À peine a-t-il terminé sa phrase qu’il se dirige vers un ensemble de gongs suspendu au mur. Ses mains frêles saisissent les mailloches avec agilité et ajustent chaque gong comme un musicien se préparant à monter sur scène. Les premières notes résonnent dans la maison perchée à flanc de montagne : tantôt douces comme le murmure d’un ruisseau serpentant entre les rochers, tantôt puissantes comme les pas rythmés des participants à la fête des nouvelles récoltes. Le son des gongs se mêle à celui de la pluie tombant sous l’auvent, plongeant les lieux dans une atmosphère hors du temps.

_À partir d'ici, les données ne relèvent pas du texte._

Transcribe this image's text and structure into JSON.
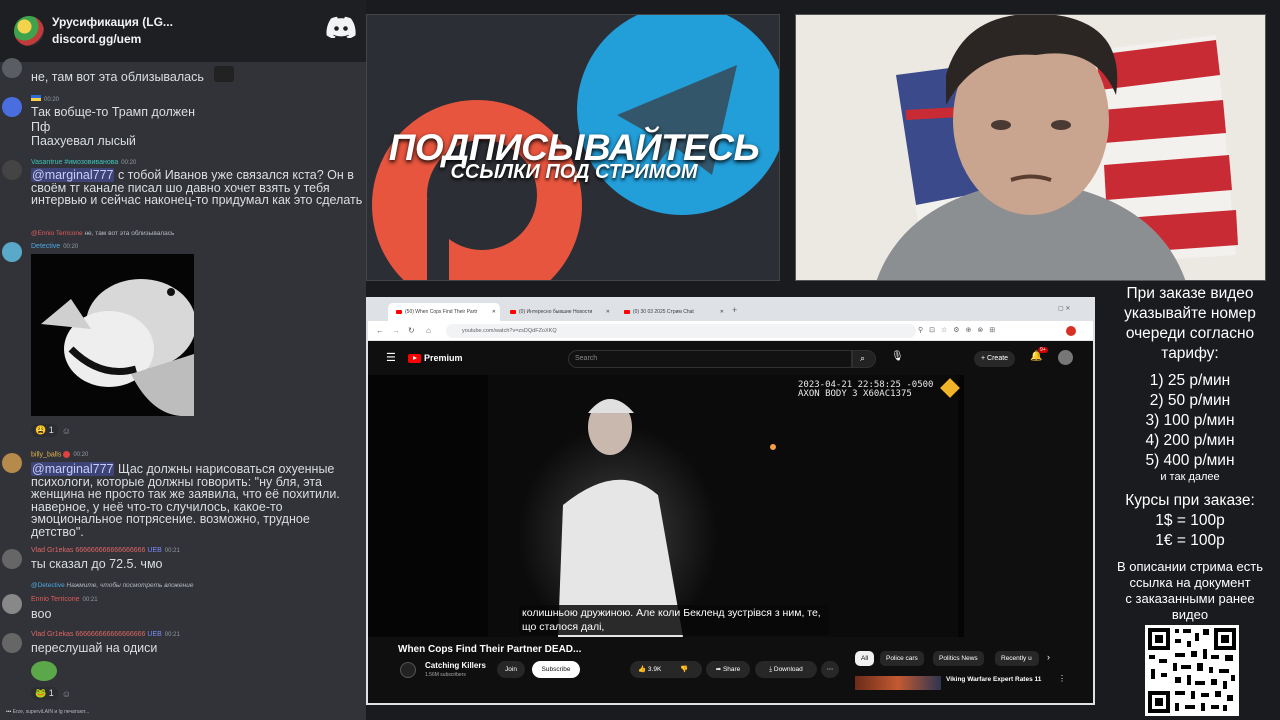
{
  "chat": {
    "server_name": "Урусификация (LG...",
    "server_invite": "discord.gg/uem",
    "messages": [
      {
        "text": "не, там вот эта облизывалась"
      },
      {
        "author": "",
        "time": "00:20",
        "lines": [
          "Так вобще-то Трамп должен",
          "Пф",
          "Паахуевал лысый"
        ]
      },
      {
        "author": "Vasantrue",
        "author_tag": "#имозовиванова",
        "time": "00:20",
        "mention": "@marginal777",
        "text": " с тобой Иванов уже связался кста? Он в своём тг канале писал шо давно хочет взять у тебя интервью и сейчас наконец-то придумал как это сделать"
      },
      {
        "reply_author": "@Ennio Terricone",
        "reply_text": "не, там вот эта облизывалась",
        "author": "Detective",
        "time": "00:20"
      },
      {
        "reaction_count": "1"
      },
      {
        "author": "billy_balls",
        "time": "00:20",
        "mention": "@marginal777",
        "text": " Щас должны нарисоваться охуенные психологи, которые должны говорить: \"ну бля, эта женщина не просто так же заявила, что её похитили. наверное, у неё что-то случилось, какое-то эмоциональное потрясение. возможно, трудное детство\"."
      },
      {
        "author": "Vlad Gr",
        "author_suffix": "1ekas 666666666666666666",
        "badge": "UEB",
        "time": "00:21",
        "text": "ты сказал до 72.5. чмо"
      },
      {
        "reply_author": "@Detective",
        "reply_text": "Нажмите, чтобы посмотреть вложение",
        "author": "Ennio Terricone",
        "time": "00:21",
        "text": "воо"
      },
      {
        "author": "Vlad Gr",
        "author_suffix": "1ekas 666666666666666666",
        "badge": "UEB",
        "time": "00:21",
        "text": "переслушай на одиси"
      },
      {
        "reaction_count": "1"
      }
    ],
    "typing": "Erze, superviLAIN и Ig печатают..."
  },
  "promo": {
    "line1": "ПОДПИСЫВАЙТЕСЬ",
    "line2": "ССЫЛКИ ПОД СТРИМОМ"
  },
  "browser": {
    "tabs": [
      "(50) When Cops Find Their Partr",
      "(0) Интересно бывшие Новости",
      "(0) 30 03 2025 Стрим Chat"
    ],
    "url": "youtube.com/watch?v=zsDQdFZoXKQ",
    "yt": {
      "logo_label": "Premium",
      "search_placeholder": "Search",
      "create_label": "Create",
      "notif_count": "9+",
      "bodycam_overlay": "2023-04-21 22:58:25 -0500\nAXON BODY 3 X60AC1375",
      "subtitle": "колишньою дружиною.  Але коли Бекленд зустрівся з ним, те, що сталося далі,",
      "video_title": "When Cops Find Their Partner DEAD...",
      "channel_name": "Catching Killers",
      "channel_subs": "1.56M subscribers",
      "join_label": "Join",
      "subscribe_label": "Subscribe",
      "likes": "3.9K",
      "share_label": "Share",
      "download_label": "Download",
      "chips": [
        "All",
        "Police cars",
        "Politics News",
        "Recently u"
      ],
      "related_title": "Viking Warfare Expert Rates 11"
    }
  },
  "info": {
    "intro": [
      "При заказе видео",
      "указывайте номер",
      "очереди согласно",
      "тарифу:"
    ],
    "tariffs": [
      "1) 25 р/мин",
      "2) 50 р/мин",
      "3) 100 р/мин",
      "4) 200 р/мин",
      "5) 400 р/мин"
    ],
    "tariffs_more": "и так далее",
    "rates_title": "Курсы при заказе:",
    "rates": [
      "1$ = 100р",
      "1€ = 100р"
    ],
    "outro": [
      "В описании стрима есть",
      "ссылка на документ",
      "с заказанными ранее",
      "видео"
    ]
  },
  "colors": {
    "discord_bg": "#313338",
    "mention_bg": "#5865f2",
    "youtube_red": "#ff0000",
    "telegram_blue": "#229ed9",
    "patreon_orange": "#e8553e"
  }
}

Grâce à sa maîtrise des gongs, du chant K’chéo et des rituels traditionnels, les habitants de l’ancienne région de Bac Tra My le surnomment depuis longtemps le « patriarche aux multiples talents ». Pour son engagement inlassable durant plus d’un demi-siècle au service de la culture ca dong, il a reçu en 2019 le titre d’Artiste du mérite. Dans une pièce attenante, les certificats et distinctions qui couvrent les murs racontent silencieusement toute une vie consacrée à la préservation de son patrimoine.

Le gardien des sonorités de la montagne

Au-delà de sa passion pour les gongs, Ho Van Dinh fait partie des rares habitants de Tra Doc à perpétuer encore l’art traditionnel du tressage des Ca Dong. Lors de ses moments de loisir, il s’installe sous le porche de sa maison pour fendre le bambou et le rotin afin de confectionner hottes et paniers. Ses mains, malgré les années, exécutent les gestes avec une dextérité acquise au fil de plusieurs décennies.

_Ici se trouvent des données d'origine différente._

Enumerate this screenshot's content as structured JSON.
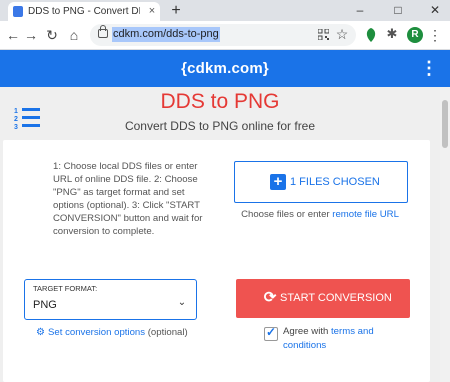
{
  "browser": {
    "tab_title": "DDS to PNG - Convert DDS to PN",
    "tab_close": "×",
    "new_tab": "+",
    "window_minimize": "–",
    "window_maximize": "□",
    "window_close": "✕",
    "url": "cdkm.com/dds-to-png",
    "avatar_initial": "R"
  },
  "site": {
    "brand": "{cdkm.com}"
  },
  "page": {
    "title": "DDS to PNG",
    "subtitle": "Convert DDS to PNG online for free",
    "instructions": "1: Choose local DDS files or enter URL of online DDS file. 2: Choose \"PNG\" as target format and set options (optional). 3: Click \"START CONVERSION\" button and wait for conversion to complete.",
    "choose_button_label": "1 FILES CHOSEN",
    "choose_hint_prefix": "Choose files or enter ",
    "choose_hint_link": "remote file URL",
    "target_format_label": "TARGET FORMAT:",
    "target_format_value": "PNG",
    "set_options_link": "Set conversion options",
    "set_options_suffix": " (optional)",
    "start_button_label": "START CONVERSION",
    "agree_prefix": "Agree with ",
    "agree_link": "terms and conditions"
  },
  "colors": {
    "brand_blue": "#1a73e8",
    "title_red": "#e53935",
    "start_button": "#ef5350"
  }
}
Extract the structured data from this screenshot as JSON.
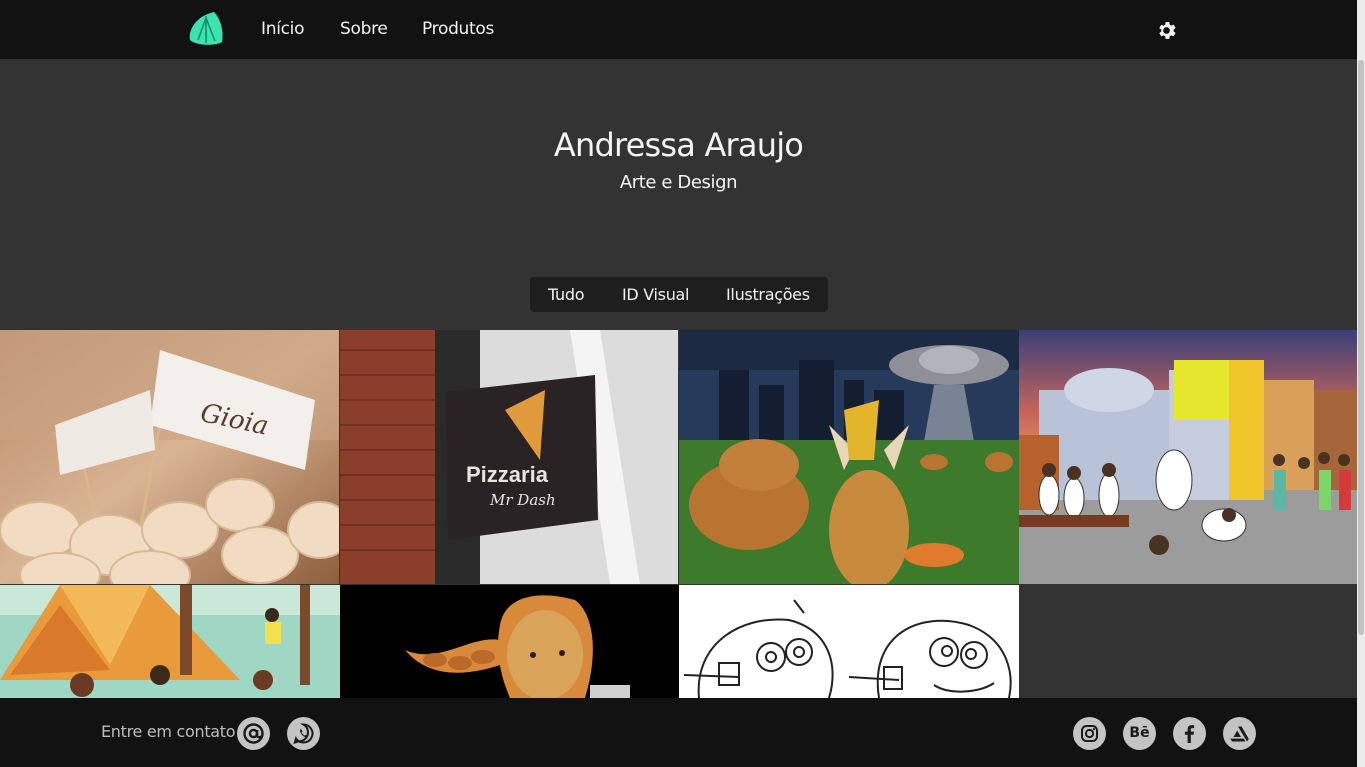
{
  "nav": {
    "links": [
      "Início",
      "Sobre",
      "Produtos"
    ]
  },
  "hero": {
    "title": "Andressa Araujo",
    "subtitle": "Arte e  Design"
  },
  "filters": [
    "Tudo",
    "ID Visual",
    "Ilustrações"
  ],
  "gallery": {
    "tile_texts": {
      "flag": "Gioia",
      "sign_line1": "Pizzaria",
      "sign_line2": "Mr Dash"
    }
  },
  "footer": {
    "contact_label": "Entre em contato",
    "behance_label": "Bē"
  },
  "colors": {
    "navbar": "#121212",
    "page": "#333333",
    "accent": "#3be3b0"
  }
}
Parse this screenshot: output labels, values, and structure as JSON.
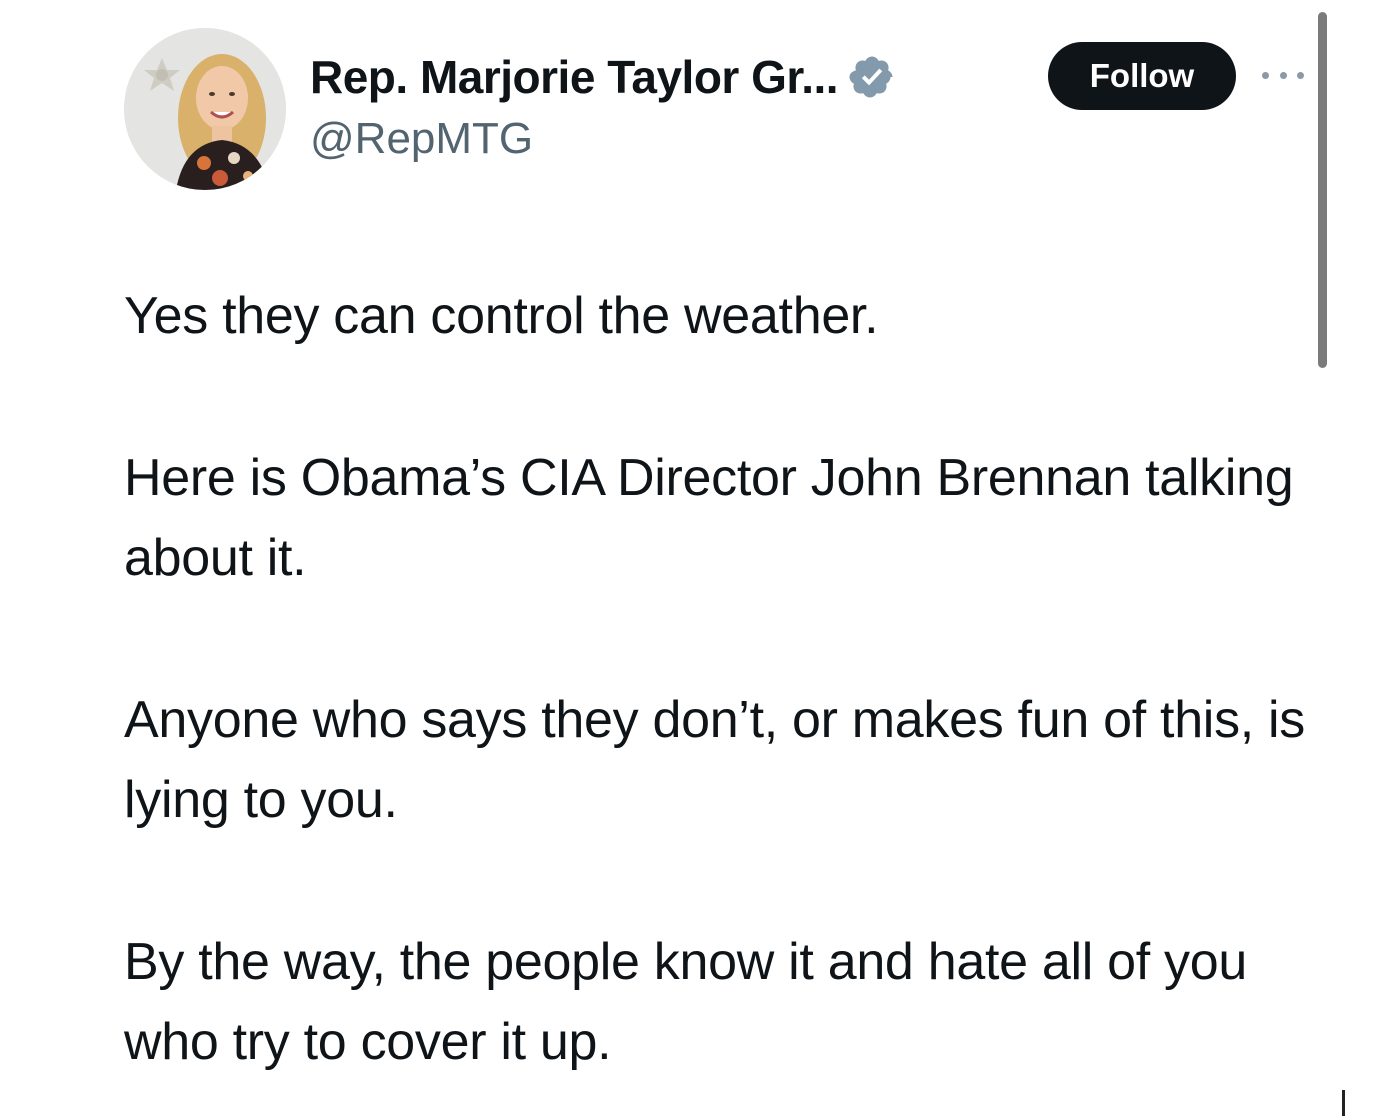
{
  "tweet": {
    "author": {
      "display_name": "Rep. Marjorie Taylor Gr...",
      "handle": "@RepMTG",
      "verified_icon": "verified-badge-icon",
      "verified_color": "#829aab"
    },
    "follow_label": "Follow",
    "more_icon": "more-options-icon",
    "paragraphs": [
      "Yes they can control the weather.",
      "Here is Obama’s CIA Director John Brennan talking about it.",
      "Anyone who says they don’t, or makes fun of this, is lying to you.",
      "By the way, the people know it and hate all of you who try to cover it up."
    ]
  },
  "colors": {
    "text_primary": "#0f1419",
    "text_secondary": "#536471",
    "button_bg": "#0f1419",
    "button_text": "#ffffff"
  }
}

Il nous montre une hotte achevée quelques jours auparavant. Dehors, la pluie voile la surface du lac de Sông Tranh.

« Il m’a fallu presque une semaine pour réaliser cette hotte. Aujourd’hui, il est beaucoup plus difficile de trouver du rotin qu’autrefois et les excursions en forêt sont éprouvantes. Mais dès que je commence à tresser, je suis absorbé par mon travail. Je ne peux pas m’en passer », raconte-t-il.

Autrefois, les Ca Dong utilisaient presque exclusivement des objets fabriqués à partir de bambou et de rotin. Les hottes servant au transport du riz, les paniers ou encore les plateaux utilisés lors des repas étaient réalisés par les habitants eux-mêmes. Selon lui, presque tout le monde maîtrisait alors cet artisanat. Garçons comme filles savaient fabriquer leurs propres hottes ou paniers, soit pour leur usage personnel, soit pour les offrir à leurs proches.

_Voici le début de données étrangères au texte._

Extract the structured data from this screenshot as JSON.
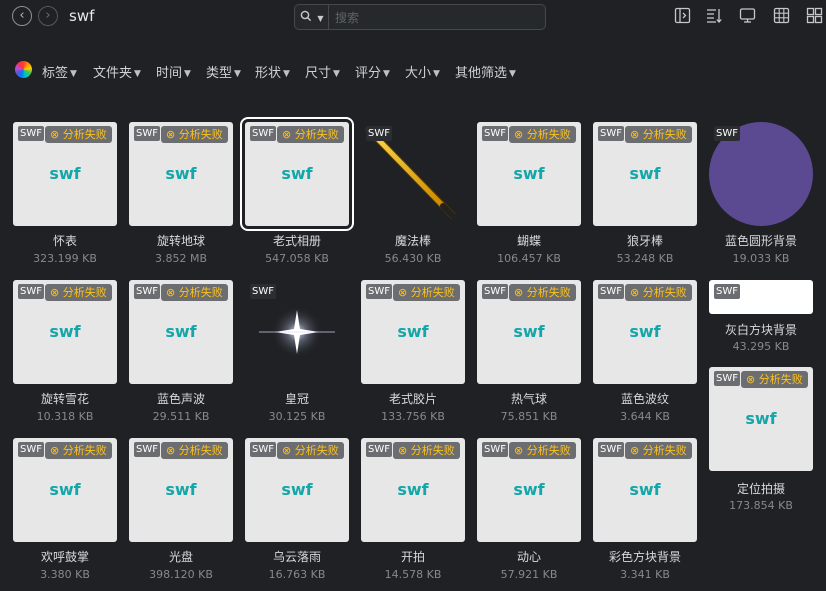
{
  "header": {
    "title": "swf",
    "back_icon": "chevron-left-icon",
    "forward_icon": "chevron-right-icon"
  },
  "search": {
    "placeholder": "搜索",
    "value": ""
  },
  "toolbar": {
    "icons": [
      "sidebar-icon",
      "sort-icon",
      "monitor-icon",
      "grid-icon",
      "layout-icon"
    ]
  },
  "filters": [
    {
      "label": "标签"
    },
    {
      "label": "文件夹"
    },
    {
      "label": "时间"
    },
    {
      "label": "类型"
    },
    {
      "label": "形状"
    },
    {
      "label": "尺寸"
    },
    {
      "label": "评分"
    },
    {
      "label": "大小"
    },
    {
      "label": "其他筛选"
    }
  ],
  "badges": {
    "type": "SWF",
    "fail": "⊗ 分析失败",
    "placeholder": "swf"
  },
  "colors": {
    "background": "#1f2124",
    "accent_teal": "#15a6a8",
    "warning_yellow": "#ffc21a",
    "circle_purple": "#5b4a92"
  },
  "items": [
    {
      "name": "怀表",
      "size": "323.199 KB"
    },
    {
      "name": "旋转地球",
      "size": "3.852 MB"
    },
    {
      "name": "老式相册",
      "size": "547.058 KB",
      "selected": true
    },
    {
      "name": "魔法棒",
      "size": "56.430 KB"
    },
    {
      "name": "蝴蝶",
      "size": "106.457 KB"
    },
    {
      "name": "狼牙棒",
      "size": "53.248 KB"
    },
    {
      "name": "蓝色圆形背景",
      "size": "19.033 KB"
    },
    {
      "name": "旋转雪花",
      "size": "10.318 KB"
    },
    {
      "name": "蓝色声波",
      "size": "29.511 KB"
    },
    {
      "name": "皇冠",
      "size": "30.125 KB"
    },
    {
      "name": "老式胶片",
      "size": "133.756 KB"
    },
    {
      "name": "热气球",
      "size": "75.851 KB"
    },
    {
      "name": "蓝色波纹",
      "size": "3.644 KB"
    },
    {
      "name": "灰白方块背景",
      "size": "43.295 KB"
    },
    {
      "name": "欢呼鼓掌",
      "size": "3.380 KB"
    },
    {
      "name": "光盘",
      "size": "398.120 KB"
    },
    {
      "name": "乌云落雨",
      "size": "16.763 KB"
    },
    {
      "name": "开拍",
      "size": "14.578 KB"
    },
    {
      "name": "动心",
      "size": "57.921 KB"
    },
    {
      "name": "彩色方块背景",
      "size": "3.341 KB"
    },
    {
      "name": "定位拍摄",
      "size": "173.854 KB"
    }
  ]
}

« Aujourd’hui, les objets en plastique ou en inox sont partout. Peu de gens s’intéressent encore à ce métier. Si nous ne le préservons pas, plus personne ne saura à quoi ressemblent les hottes et les paniers traditionnels des Ca Dong », dit-il avec mélancolie.

C’est sans doute la crainte de voir disparaître ces savoir-faire ancestraux qui le pousse à poursuivre son œuvre avec autant de persévérance. Pour lui, tant qu’il en aura la capacité, il continuera à transmettre ces connaissances aux générations suivantes.

Lors des activités communautaires organisées à Tra Doc, il n’est pas rare de voir cet artisan aux cheveux blancs enseigner avec enthousiasme les rythmes des gongs ou les pas des danses traditionnelles. Depuis de nombreuses années, il participe à la transmission de la culture traditionnelle dans les écoles et à la formation de plusieurs ensembles de gongs composés de jeunes des hautes terres de l’ancienne région de Bac Tra My.

En cette fin de journée, dans sa maison sur pilotis accrochée à la montagne, Ho Van Dinh demeure assis auprès de son vieux jeu de gongs. Par son amour profond pour sa culture et sa persévérance exemplaire, cet artisan continue silencieusement de faire vivre les sonorités de la montagne, afin qu’elles ne se perdent pas dans les mutations du monde moderne.